P_HaderkaPeter Haderka has recently passed his PhD viva at the Wessex Institute of Technology with a thesis entitled ‘Development of the stress trajectories method for stress field reconstructions in plane plasticity’. His external examiner was Prof. Daniel Lesnic from the University of Leeds and the internal examiner was Prof. Stavros Syngellakis.

Peter received his Master of Science from the Slovak Technical University in the field of Applied Mechanics. He came to WIT in 2008 and started a PhD programme under the supervision of Prof. Alexander N. Galybin.

The thesis was devoted to developing and verifying new numerical methods for the determination of the full stress tensor in two-dimensional plastic bodies. The approach was developed in accordance with the basic principles accepted in the theory of plasticity. The Cauchy boundary value problem was manipulated in order to obtain the solution along the trajectories of the principal stresses. The characteristic attribute of the proposed method was that it utilized the orientation of the principal stresses as one of the boundary conditions. The second condition was formulated in terms of the mean or Tresca stress via the normal derivative of the principal directions. While the former is typical for engineering applications the latter is important in geophysics.
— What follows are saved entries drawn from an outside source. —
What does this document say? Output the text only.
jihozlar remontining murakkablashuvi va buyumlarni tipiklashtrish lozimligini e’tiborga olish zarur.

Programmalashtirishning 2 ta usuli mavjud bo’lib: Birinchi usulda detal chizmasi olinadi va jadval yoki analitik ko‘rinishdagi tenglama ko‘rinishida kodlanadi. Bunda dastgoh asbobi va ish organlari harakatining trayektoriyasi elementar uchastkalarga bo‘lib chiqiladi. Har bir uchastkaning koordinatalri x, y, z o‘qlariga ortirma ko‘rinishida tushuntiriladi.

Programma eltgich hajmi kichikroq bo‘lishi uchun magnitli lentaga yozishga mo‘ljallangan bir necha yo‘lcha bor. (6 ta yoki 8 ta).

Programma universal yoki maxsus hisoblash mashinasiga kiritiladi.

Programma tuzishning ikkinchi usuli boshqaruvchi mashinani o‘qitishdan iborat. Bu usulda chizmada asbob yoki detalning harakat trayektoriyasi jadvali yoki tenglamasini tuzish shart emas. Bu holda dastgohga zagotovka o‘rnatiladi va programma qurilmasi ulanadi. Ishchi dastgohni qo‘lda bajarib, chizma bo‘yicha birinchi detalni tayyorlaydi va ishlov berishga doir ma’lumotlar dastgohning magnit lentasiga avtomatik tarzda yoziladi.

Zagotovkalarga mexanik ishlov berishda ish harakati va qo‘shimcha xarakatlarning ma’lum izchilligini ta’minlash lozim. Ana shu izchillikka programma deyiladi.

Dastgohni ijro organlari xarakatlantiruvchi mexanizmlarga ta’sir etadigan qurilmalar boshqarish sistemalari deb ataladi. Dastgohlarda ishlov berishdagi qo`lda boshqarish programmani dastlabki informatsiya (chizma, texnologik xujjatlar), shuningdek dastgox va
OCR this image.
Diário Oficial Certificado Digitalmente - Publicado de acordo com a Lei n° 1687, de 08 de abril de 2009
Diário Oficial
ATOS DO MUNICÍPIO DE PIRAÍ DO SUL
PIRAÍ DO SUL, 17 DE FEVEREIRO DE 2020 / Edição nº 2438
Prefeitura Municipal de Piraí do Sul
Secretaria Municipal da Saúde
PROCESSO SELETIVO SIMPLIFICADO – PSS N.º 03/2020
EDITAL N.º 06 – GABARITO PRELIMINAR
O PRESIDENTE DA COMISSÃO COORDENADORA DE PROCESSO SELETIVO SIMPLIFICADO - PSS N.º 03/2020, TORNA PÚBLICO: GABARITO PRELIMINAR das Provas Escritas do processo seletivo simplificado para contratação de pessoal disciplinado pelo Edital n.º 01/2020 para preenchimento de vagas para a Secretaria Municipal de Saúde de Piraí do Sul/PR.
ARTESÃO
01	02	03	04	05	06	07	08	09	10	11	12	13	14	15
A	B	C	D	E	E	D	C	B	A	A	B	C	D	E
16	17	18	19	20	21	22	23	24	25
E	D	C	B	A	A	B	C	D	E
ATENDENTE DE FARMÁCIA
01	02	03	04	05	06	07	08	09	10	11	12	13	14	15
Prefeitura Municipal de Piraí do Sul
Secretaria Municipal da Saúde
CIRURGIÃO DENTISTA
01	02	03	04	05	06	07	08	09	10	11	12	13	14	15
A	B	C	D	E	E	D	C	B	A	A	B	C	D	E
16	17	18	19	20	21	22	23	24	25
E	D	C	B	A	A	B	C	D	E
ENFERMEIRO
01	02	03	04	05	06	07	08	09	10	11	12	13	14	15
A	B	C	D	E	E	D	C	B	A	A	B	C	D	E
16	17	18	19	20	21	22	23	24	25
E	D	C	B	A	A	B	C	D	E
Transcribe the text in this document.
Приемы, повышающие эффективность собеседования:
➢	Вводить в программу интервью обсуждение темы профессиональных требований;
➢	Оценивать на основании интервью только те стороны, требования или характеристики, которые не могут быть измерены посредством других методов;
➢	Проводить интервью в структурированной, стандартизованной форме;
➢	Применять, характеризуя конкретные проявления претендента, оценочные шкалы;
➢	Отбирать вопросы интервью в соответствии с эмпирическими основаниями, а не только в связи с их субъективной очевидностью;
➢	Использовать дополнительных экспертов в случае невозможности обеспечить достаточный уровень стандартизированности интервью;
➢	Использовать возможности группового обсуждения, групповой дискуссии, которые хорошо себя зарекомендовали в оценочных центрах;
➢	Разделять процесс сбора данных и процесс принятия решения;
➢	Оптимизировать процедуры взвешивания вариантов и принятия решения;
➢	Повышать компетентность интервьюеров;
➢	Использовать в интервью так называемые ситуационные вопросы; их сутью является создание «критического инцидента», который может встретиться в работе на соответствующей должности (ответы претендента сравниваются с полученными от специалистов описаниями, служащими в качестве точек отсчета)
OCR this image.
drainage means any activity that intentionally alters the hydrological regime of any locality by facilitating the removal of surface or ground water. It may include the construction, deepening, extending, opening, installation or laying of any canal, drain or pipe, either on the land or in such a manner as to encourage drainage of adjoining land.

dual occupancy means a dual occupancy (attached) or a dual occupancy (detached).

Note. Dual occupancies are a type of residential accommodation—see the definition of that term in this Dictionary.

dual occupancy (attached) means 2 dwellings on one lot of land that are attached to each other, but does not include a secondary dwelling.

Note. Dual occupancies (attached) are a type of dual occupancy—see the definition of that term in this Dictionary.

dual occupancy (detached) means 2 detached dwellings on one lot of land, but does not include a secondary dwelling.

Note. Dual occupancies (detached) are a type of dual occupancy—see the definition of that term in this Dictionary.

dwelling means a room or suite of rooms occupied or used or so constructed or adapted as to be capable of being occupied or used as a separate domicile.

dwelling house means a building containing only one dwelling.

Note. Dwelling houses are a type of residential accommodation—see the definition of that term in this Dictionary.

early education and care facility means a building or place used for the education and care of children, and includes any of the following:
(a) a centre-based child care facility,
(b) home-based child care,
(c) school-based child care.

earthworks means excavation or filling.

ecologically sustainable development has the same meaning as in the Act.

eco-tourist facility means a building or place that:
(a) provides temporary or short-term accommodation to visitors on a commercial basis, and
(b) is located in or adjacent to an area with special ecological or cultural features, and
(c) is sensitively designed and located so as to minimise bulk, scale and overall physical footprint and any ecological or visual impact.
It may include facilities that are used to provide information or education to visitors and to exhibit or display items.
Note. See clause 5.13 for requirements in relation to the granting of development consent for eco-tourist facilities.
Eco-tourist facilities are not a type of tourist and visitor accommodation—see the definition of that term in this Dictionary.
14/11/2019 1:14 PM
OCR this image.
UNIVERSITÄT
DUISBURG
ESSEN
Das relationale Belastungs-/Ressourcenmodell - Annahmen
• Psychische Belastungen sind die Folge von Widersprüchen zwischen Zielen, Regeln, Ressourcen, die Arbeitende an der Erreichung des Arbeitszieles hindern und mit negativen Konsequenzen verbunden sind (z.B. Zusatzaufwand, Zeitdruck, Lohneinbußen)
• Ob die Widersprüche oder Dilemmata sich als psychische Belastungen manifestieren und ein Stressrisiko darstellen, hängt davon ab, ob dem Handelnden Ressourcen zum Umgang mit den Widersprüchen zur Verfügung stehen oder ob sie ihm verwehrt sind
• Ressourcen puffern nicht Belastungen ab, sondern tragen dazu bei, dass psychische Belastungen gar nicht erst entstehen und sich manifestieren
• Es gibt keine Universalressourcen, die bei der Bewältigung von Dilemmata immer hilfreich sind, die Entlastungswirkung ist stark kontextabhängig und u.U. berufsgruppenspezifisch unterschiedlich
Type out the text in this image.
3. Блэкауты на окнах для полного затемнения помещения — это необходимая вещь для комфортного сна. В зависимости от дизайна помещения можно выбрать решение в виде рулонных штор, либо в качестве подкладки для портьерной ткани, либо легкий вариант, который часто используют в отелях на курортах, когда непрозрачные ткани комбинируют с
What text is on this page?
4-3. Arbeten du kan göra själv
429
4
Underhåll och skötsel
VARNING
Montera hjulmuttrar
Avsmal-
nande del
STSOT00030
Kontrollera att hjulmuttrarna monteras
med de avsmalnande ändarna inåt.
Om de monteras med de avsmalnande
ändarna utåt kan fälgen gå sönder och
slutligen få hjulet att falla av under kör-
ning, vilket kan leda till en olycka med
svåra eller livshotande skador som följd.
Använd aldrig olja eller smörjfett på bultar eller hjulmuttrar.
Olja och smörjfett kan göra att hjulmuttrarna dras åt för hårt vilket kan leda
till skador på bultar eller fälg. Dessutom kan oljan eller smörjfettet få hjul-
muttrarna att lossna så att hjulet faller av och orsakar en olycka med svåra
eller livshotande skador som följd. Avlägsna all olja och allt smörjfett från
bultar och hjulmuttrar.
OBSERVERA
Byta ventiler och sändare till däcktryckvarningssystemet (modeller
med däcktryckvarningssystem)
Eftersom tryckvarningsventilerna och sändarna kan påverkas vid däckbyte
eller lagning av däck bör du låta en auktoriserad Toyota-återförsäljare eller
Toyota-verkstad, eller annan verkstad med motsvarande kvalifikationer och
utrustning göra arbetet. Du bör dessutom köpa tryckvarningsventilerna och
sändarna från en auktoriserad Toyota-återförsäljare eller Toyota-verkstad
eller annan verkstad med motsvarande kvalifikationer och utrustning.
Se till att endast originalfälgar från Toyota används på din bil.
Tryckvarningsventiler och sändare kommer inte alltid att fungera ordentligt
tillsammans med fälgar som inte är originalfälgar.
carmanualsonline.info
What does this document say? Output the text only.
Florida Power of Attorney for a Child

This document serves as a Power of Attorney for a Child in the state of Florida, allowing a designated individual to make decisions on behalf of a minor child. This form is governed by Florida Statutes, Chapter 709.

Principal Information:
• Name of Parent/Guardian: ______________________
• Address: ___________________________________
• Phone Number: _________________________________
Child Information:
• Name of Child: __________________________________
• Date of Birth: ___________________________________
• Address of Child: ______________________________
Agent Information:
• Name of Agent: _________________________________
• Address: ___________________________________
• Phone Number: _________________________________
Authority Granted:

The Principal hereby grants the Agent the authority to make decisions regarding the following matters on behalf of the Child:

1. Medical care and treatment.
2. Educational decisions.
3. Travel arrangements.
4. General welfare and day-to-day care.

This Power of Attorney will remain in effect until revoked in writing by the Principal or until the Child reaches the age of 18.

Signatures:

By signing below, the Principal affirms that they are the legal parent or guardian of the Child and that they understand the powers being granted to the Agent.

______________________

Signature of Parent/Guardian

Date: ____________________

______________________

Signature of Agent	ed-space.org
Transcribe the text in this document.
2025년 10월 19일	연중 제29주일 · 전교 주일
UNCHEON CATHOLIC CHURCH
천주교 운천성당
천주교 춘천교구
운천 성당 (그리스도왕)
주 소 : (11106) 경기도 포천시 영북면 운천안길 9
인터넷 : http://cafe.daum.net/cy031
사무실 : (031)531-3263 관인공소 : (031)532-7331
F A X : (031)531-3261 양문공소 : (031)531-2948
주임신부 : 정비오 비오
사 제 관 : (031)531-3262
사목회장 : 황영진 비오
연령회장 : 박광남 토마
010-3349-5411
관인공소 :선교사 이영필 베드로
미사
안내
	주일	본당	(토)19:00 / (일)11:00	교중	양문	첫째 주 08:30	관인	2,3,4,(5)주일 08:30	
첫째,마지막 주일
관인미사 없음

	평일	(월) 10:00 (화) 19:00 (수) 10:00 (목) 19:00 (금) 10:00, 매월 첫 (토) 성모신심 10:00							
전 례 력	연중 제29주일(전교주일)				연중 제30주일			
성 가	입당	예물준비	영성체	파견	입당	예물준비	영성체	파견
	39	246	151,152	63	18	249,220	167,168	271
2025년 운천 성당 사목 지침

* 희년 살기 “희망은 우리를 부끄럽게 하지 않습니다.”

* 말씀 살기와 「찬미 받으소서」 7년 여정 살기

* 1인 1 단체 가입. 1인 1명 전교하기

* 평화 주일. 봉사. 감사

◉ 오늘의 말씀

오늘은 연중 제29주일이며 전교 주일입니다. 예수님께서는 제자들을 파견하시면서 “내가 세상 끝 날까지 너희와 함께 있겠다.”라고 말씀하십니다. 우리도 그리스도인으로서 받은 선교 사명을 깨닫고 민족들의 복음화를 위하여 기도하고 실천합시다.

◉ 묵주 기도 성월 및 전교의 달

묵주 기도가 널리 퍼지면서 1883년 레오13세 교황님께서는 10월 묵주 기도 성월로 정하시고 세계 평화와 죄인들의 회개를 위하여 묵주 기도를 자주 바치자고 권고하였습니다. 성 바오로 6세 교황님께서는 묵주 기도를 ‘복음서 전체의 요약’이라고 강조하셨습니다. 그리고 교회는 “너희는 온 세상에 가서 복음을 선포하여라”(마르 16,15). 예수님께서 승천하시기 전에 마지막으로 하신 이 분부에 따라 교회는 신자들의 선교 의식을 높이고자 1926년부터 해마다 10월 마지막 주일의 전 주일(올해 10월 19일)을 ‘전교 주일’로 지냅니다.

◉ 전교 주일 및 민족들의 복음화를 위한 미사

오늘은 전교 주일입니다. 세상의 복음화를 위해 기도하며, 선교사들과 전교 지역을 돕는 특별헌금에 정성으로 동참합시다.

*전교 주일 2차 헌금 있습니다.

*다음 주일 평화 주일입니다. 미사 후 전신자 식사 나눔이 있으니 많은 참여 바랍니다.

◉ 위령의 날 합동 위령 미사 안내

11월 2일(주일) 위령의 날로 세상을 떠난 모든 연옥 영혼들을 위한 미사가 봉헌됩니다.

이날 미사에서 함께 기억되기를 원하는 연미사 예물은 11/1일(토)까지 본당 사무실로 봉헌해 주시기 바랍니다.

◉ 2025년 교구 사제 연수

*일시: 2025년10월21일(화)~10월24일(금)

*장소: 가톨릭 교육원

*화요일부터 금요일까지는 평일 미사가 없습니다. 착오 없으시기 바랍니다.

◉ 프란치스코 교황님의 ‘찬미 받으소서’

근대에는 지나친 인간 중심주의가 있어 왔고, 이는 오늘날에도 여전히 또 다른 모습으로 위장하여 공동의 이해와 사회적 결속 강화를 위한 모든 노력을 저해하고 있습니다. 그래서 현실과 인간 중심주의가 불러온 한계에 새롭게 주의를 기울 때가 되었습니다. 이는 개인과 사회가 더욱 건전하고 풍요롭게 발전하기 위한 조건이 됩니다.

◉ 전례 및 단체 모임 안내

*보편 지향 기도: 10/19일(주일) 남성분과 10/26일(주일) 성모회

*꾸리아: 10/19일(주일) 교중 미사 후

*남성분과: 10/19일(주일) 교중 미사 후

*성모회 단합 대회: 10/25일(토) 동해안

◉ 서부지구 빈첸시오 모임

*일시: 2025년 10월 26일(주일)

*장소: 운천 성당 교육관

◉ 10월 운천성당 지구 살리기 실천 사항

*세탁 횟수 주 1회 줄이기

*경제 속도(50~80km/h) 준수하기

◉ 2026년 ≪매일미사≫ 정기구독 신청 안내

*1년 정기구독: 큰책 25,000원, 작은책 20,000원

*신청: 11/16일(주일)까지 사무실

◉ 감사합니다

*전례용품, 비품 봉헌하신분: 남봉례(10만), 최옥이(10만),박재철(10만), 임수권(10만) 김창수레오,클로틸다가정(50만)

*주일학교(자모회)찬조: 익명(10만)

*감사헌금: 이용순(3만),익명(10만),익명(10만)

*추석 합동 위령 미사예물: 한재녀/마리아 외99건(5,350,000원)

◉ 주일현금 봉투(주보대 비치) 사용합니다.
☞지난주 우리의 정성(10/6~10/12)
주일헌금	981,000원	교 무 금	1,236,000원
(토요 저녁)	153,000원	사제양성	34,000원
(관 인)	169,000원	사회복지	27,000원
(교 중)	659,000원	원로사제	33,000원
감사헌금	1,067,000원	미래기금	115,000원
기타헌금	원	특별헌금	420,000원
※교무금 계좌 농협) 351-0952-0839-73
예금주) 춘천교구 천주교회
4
The numerical method employs the finite-difference scheme that, in contrast to the conventional approach (that builds a network of slip lines), builds a pattern of two orthogonal families of the stress trajectories. A new concept of alternations to the solutions based on the slip lines and the stress trajectories, allowing significant extension of the domain where the plastic stress state can be identified, was developed. The proposed approach was verified for problems arising in engineering; namely, plates with circular holes loaded by pressure and stability of foundations; and in geodynamics; for modelling of regional tectonic stresses in the Earth’s crust.

The problems of the stress reconstruction in plastic regions of the lithosphere were investigated in close conjunction with the stress indicators of the World stress map project database (release 2008). The application of the method was tested both in view of the well- (Antarctic tectonic plate) and ill-posed (chosen regions in Swiss Alps, Tibetan plateau and Eastern Anatolia) formulations of the boundary value problem. The reconstructed stress fields were compared against the World Stress Map project’s experimental data available inside the regions and the best fit to the data was sought by varying the strength parameters of the yield conditions.

Both examiners congratulated Peter on the work presented and recommended that he be awarded the degree Doctor of Philosophy.